Solution Explanation: SQL Query for Manager Statistics

This problem requires retrieving manager information along with the number of direct reports and their average age. The solution uses a SQL query leveraging self-joins and aggregate functions.

Approach:

  1. Self-Join: The Employees table is self-joined using JOIN Employees AS e2 ON e1.reports_to = e2.employee_id. This links each employee (e1) to their manager (e2) based on the reports_to column. e1 represents the employees, while e2 represents their respective managers.

  2. Grouping: The GROUP BY 1 clause groups the results by the manager's employee_id (the first column in the SELECT statement). This allows us to aggregate data for each manager.

  3. Aggregation:

    • COUNT(1) counts the number of employees reporting to each manager (reports_count).
    • ROUND(AVG(e1.age)) calculates the average age of the employees reporting to each manager and rounds the result to the nearest integer (average_age).

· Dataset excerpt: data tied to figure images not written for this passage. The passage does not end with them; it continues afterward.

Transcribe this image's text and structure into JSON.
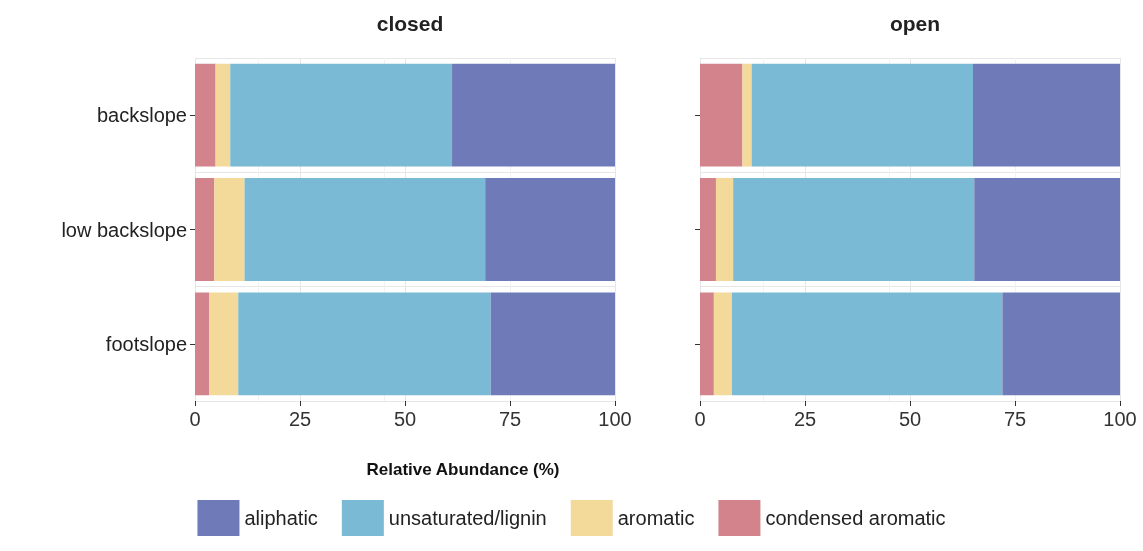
{
  "chart_data": [
    {
      "type": "bar",
      "title": "closed",
      "xlabel": "Relative Abundance (%)",
      "orientation": "horizontal",
      "stacked": true,
      "categories": [
        "backslope",
        "low backslope",
        "footslope"
      ],
      "series": [
        {
          "name": "condensed aromatic",
          "color": "#d2838b",
          "values": [
            4.9,
            4.6,
            3.4
          ]
        },
        {
          "name": "aromatic",
          "color": "#f3d99a",
          "values": [
            3.5,
            7.2,
            6.9
          ]
        },
        {
          "name": "unsaturated/lignin",
          "color": "#7bbad4",
          "values": [
            52.8,
            57.3,
            60.1
          ]
        },
        {
          "name": "aliphatic",
          "color": "#6e7bb8",
          "values": [
            38.8,
            30.9,
            29.6
          ]
        }
      ],
      "xlim": [
        0,
        100
      ],
      "xticks": [
        0,
        25,
        50,
        75,
        100
      ],
      "grid": true,
      "legend": "bottom"
    },
    {
      "type": "bar",
      "title": "open",
      "orientation": "horizontal",
      "stacked": true,
      "categories": [
        null,
        null,
        null
      ],
      "series": [
        {
          "color": "#d2838b",
          "values": [
            10.1,
            3.8,
            3.3
          ]
        },
        {
          "color": "#f3d99a",
          "values": [
            2.2,
            4.1,
            4.3
          ]
        },
        {
          "color": "#7bbad4",
          "values": [
            52.7,
            57.4,
            64.4
          ]
        },
        {
          "color": "#6e7bb8",
          "values": [
            35.0,
            34.7,
            28.0
          ]
        }
      ],
      "xlim": [
        0,
        100
      ],
      "xticks": [
        0,
        25,
        50,
        75,
        100
      ],
      "grid": true
    }
  ]
}
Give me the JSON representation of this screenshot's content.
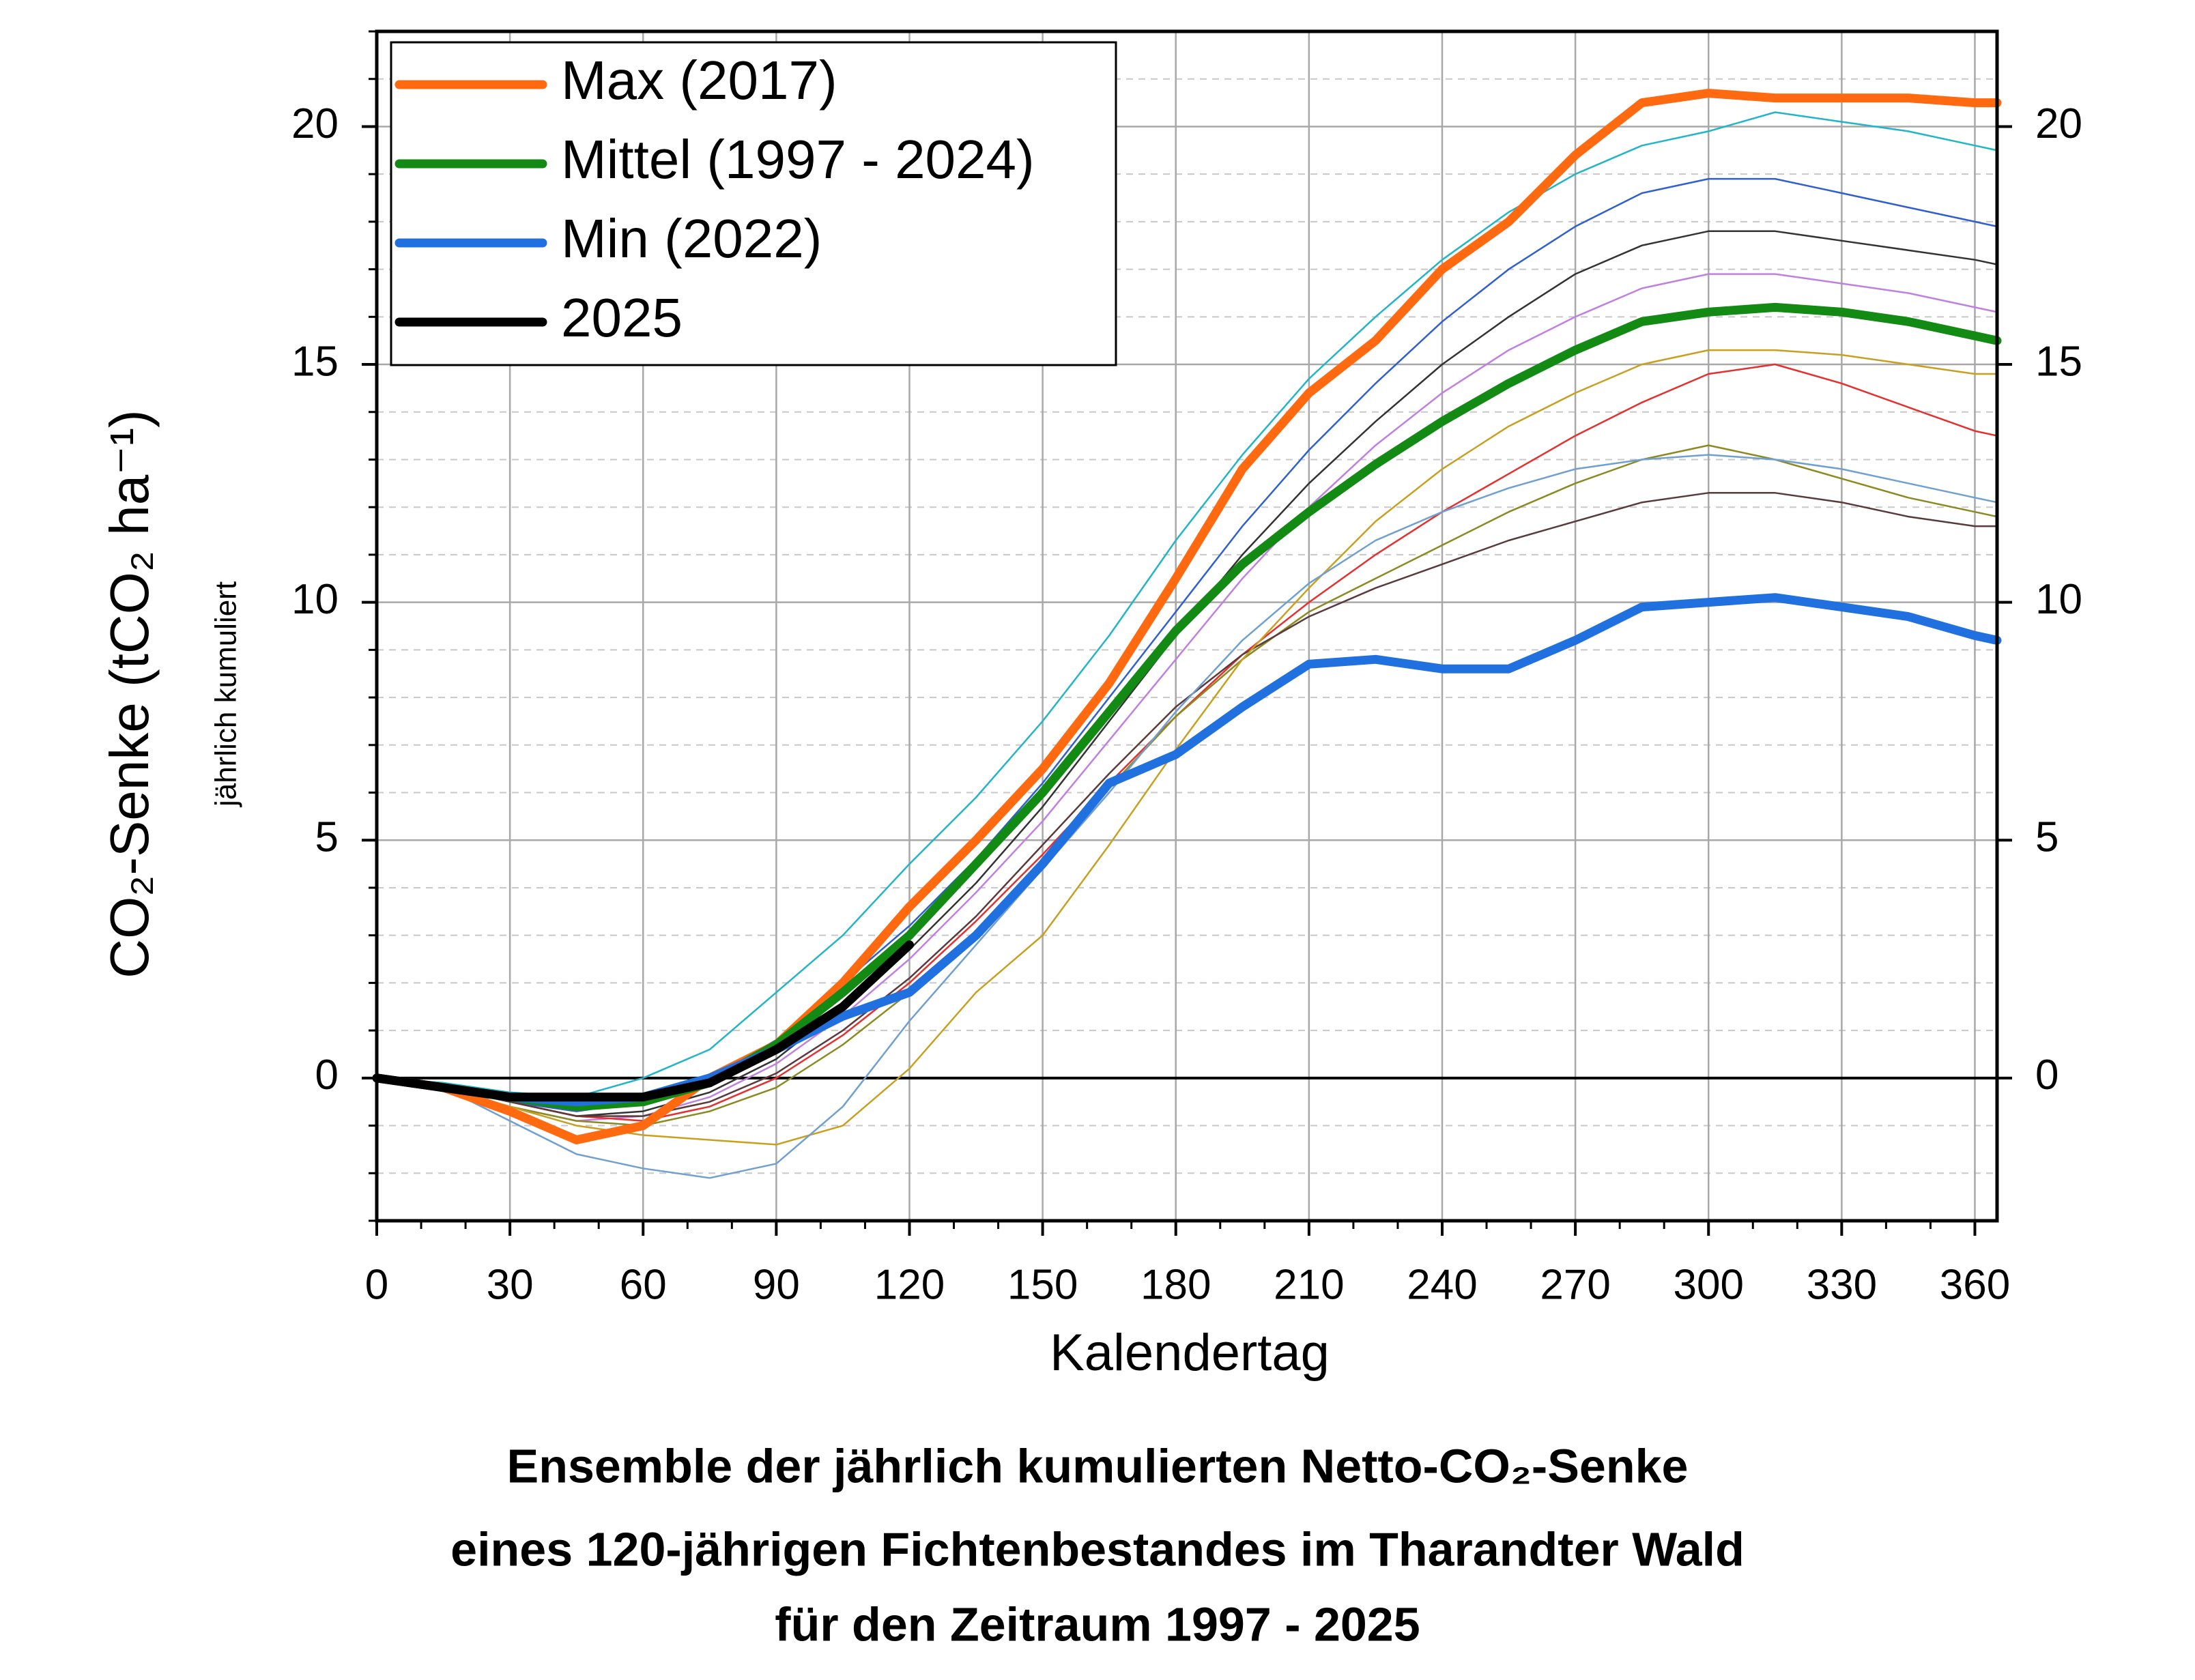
{
  "chart_data": {
    "type": "line",
    "title": [
      "Ensemble der jährlich kumulierten Netto-CO₂-Senke",
      "eines 120-jährigen Fichtenbestandes im Tharandter Wald",
      "für den Zeitraum 1997 - 2025"
    ],
    "x_label": "Kalendertag",
    "y_label": "CO₂-Senke (tCO₂ ha⁻¹)",
    "y_label_note": "jährlich kumuliert",
    "x": [
      0,
      15,
      30,
      45,
      60,
      75,
      90,
      105,
      120,
      135,
      150,
      165,
      180,
      195,
      210,
      225,
      240,
      255,
      270,
      285,
      300,
      315,
      330,
      345,
      360,
      365
    ],
    "xlim": [
      0,
      365
    ],
    "xticks": [
      0,
      30,
      60,
      90,
      120,
      150,
      180,
      210,
      240,
      270,
      300,
      330,
      360
    ],
    "xticks_minor": [
      10,
      20,
      40,
      50,
      70,
      80,
      100,
      110,
      130,
      140,
      160,
      170,
      190,
      200,
      220,
      230,
      250,
      260,
      280,
      290,
      310,
      320,
      340,
      350
    ],
    "ylim": [
      -3,
      22
    ],
    "yticks": [
      0,
      5,
      10,
      15,
      20
    ],
    "yticks_minor": [
      -3,
      -2,
      -1,
      1,
      2,
      3,
      4,
      6,
      7,
      8,
      9,
      11,
      12,
      13,
      14,
      16,
      17,
      18,
      19,
      21,
      22
    ],
    "y2lim": [
      -3,
      22
    ],
    "y2ticks": [
      0,
      5,
      10,
      15,
      20
    ],
    "grid": true,
    "legend": "upper left",
    "series": [
      {
        "color": "#22b5c8",
        "values": [
          0,
          -0.1,
          -0.3,
          -0.4,
          0,
          0.6,
          1.8,
          3.0,
          4.5,
          5.9,
          7.5,
          9.3,
          11.3,
          13.1,
          14.7,
          16.0,
          17.2,
          18.2,
          19.0,
          19.6,
          19.9,
          20.3,
          20.1,
          19.9,
          19.6,
          19.5
        ]
      },
      {
        "color": "#2f5fd0",
        "values": [
          0,
          -0.2,
          -0.5,
          -0.7,
          -0.5,
          0,
          0.8,
          2.0,
          3.2,
          4.6,
          6.2,
          8.0,
          9.8,
          11.6,
          13.2,
          14.6,
          15.9,
          17.0,
          17.9,
          18.6,
          18.9,
          18.9,
          18.6,
          18.3,
          18.0,
          17.9
        ]
      },
      {
        "color": "#333333",
        "values": [
          0,
          -0.2,
          -0.5,
          -0.8,
          -0.7,
          -0.3,
          0.4,
          1.5,
          2.7,
          4.1,
          5.7,
          7.5,
          9.3,
          11.0,
          12.5,
          13.8,
          15.0,
          16.0,
          16.9,
          17.5,
          17.8,
          17.8,
          17.6,
          17.4,
          17.2,
          17.1
        ]
      },
      {
        "color": "#c080e0",
        "values": [
          0,
          -0.2,
          -0.6,
          -0.9,
          -0.8,
          -0.4,
          0.3,
          1.3,
          2.5,
          3.9,
          5.4,
          7.1,
          8.8,
          10.5,
          12.0,
          13.3,
          14.4,
          15.3,
          16.0,
          16.6,
          16.9,
          16.9,
          16.7,
          16.5,
          16.2,
          16.1
        ]
      },
      {
        "color": "#e53030",
        "values": [
          0,
          -0.2,
          -0.5,
          -0.8,
          -0.9,
          -0.6,
          0,
          0.9,
          2.0,
          3.3,
          4.7,
          6.2,
          7.6,
          8.9,
          10.0,
          11.0,
          11.9,
          12.7,
          13.5,
          14.2,
          14.8,
          15.0,
          14.6,
          14.1,
          13.6,
          13.5
        ]
      },
      {
        "color": "#8a8a20",
        "values": [
          0,
          -0.2,
          -0.6,
          -0.9,
          -1.0,
          -0.7,
          -0.2,
          0.7,
          1.8,
          3.1,
          4.6,
          6.1,
          7.6,
          8.8,
          9.8,
          10.5,
          11.2,
          11.9,
          12.5,
          13.0,
          13.3,
          13.0,
          12.6,
          12.2,
          11.9,
          11.8
        ]
      },
      {
        "color": "#5a3a3a",
        "values": [
          0,
          -0.2,
          -0.5,
          -0.8,
          -0.8,
          -0.5,
          0.1,
          1.0,
          2.1,
          3.4,
          4.9,
          6.4,
          7.8,
          8.9,
          9.7,
          10.3,
          10.8,
          11.3,
          11.7,
          12.1,
          12.3,
          12.3,
          12.1,
          11.8,
          11.6,
          11.6
        ]
      },
      {
        "color": "#c8a020",
        "values": [
          0,
          -0.2,
          -0.6,
          -1.0,
          -1.2,
          -1.3,
          -1.4,
          -1.0,
          0.2,
          1.8,
          3.0,
          4.9,
          6.9,
          8.8,
          10.3,
          11.7,
          12.8,
          13.7,
          14.4,
          15.0,
          15.3,
          15.3,
          15.2,
          15.0,
          14.8,
          14.8
        ]
      },
      {
        "color": "#6fa0d0",
        "values": [
          0,
          -0.2,
          -0.9,
          -1.6,
          -1.9,
          -2.1,
          -1.8,
          -0.6,
          1.2,
          2.8,
          4.4,
          6.0,
          7.7,
          9.2,
          10.4,
          11.3,
          11.9,
          12.4,
          12.8,
          13.0,
          13.1,
          13.0,
          12.8,
          12.5,
          12.2,
          12.1
        ]
      },
      {
        "name": "Max (2017)",
        "color": "#ff6a10",
        "width": "main",
        "values": [
          0,
          -0.2,
          -0.7,
          -1.3,
          -1.0,
          0,
          0.7,
          2.0,
          3.6,
          5.0,
          6.5,
          8.3,
          10.5,
          12.8,
          14.4,
          15.5,
          17.0,
          18.0,
          19.4,
          20.5,
          20.7,
          20.6,
          20.6,
          20.6,
          20.5,
          20.5
        ]
      },
      {
        "name": "Mittel (1997 - 2024)",
        "color": "#138a13",
        "width": "main",
        "values": [
          0,
          -0.2,
          -0.4,
          -0.6,
          -0.5,
          -0.1,
          0.7,
          1.8,
          3.0,
          4.5,
          6.0,
          7.7,
          9.4,
          10.8,
          11.9,
          12.9,
          13.8,
          14.6,
          15.3,
          15.9,
          16.1,
          16.2,
          16.1,
          15.9,
          15.6,
          15.5
        ]
      },
      {
        "name": "Min (2022)",
        "color": "#2070e0",
        "width": "main",
        "values": [
          0,
          -0.2,
          -0.4,
          -0.5,
          -0.4,
          0,
          0.6,
          1.3,
          1.8,
          3.0,
          4.5,
          6.2,
          6.8,
          7.8,
          8.7,
          8.8,
          8.6,
          8.6,
          9.2,
          9.9,
          10.0,
          10.1,
          9.9,
          9.7,
          9.3,
          9.2
        ]
      },
      {
        "name": "2025",
        "color": "#000000",
        "width": "main",
        "values": [
          0,
          -0.2,
          -0.4,
          -0.4,
          -0.4,
          -0.1,
          0.6,
          1.5,
          2.8,
          null,
          null,
          null,
          null,
          null,
          null,
          null,
          null,
          null,
          null,
          null,
          null,
          null,
          null,
          null,
          null,
          null
        ]
      }
    ]
  }
}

  4. Filtering (Implicit): Managers are implicitly identified because only employees who have at least one subordinate will appear in the results after the GROUP BY operation.

  5. Ordering: ORDER BY 1 orders the final result set by employee_id as required.

Time Complexity Analysis:

The time complexity of this SQL query depends heavily on the database engine's optimization strategies and the size of the Employees table. However, it is generally considered to be O(N log N) or better due to the efficient indexing and algorithms employed by most database systems for JOIN, GROUP BY, and ORDER BY operations. In the worst-case scenario without optimal indexes, it might approach O(N^2), where N is the number of rows in the Employees table. Proper indexing on employee_id and reports_to columns is crucial for efficient query execution.

MySQL Code:

SELECT
    e2.employee_id,
    e2.name,
    COUNT(1) AS reports_count,
    ROUND(AVG(e1.age)) AS average_age
FROM
    Employees AS e1
    JOIN Employees AS e2 ON e1.reports_to = e2.employee_id
GROUP BY 1
ORDER BY 1;

Other SQL Dialects:

The query's structure is largely database-agnostic. Minor syntax adjustments might be necessary depending on the specific database system (e.g., column aliases might need adjustments). The core concepts of self-join, grouping, and aggregation remain the same. For instance, in PostgreSQL, you might use ROUND(AVG(e1.age)::numeric) for more precise rounding.

The provided solution efficiently solves the problem using standard SQL features and is generally adaptable to most SQL databases. The focus on proper indexing is key to maintaining good performance as the table size grows.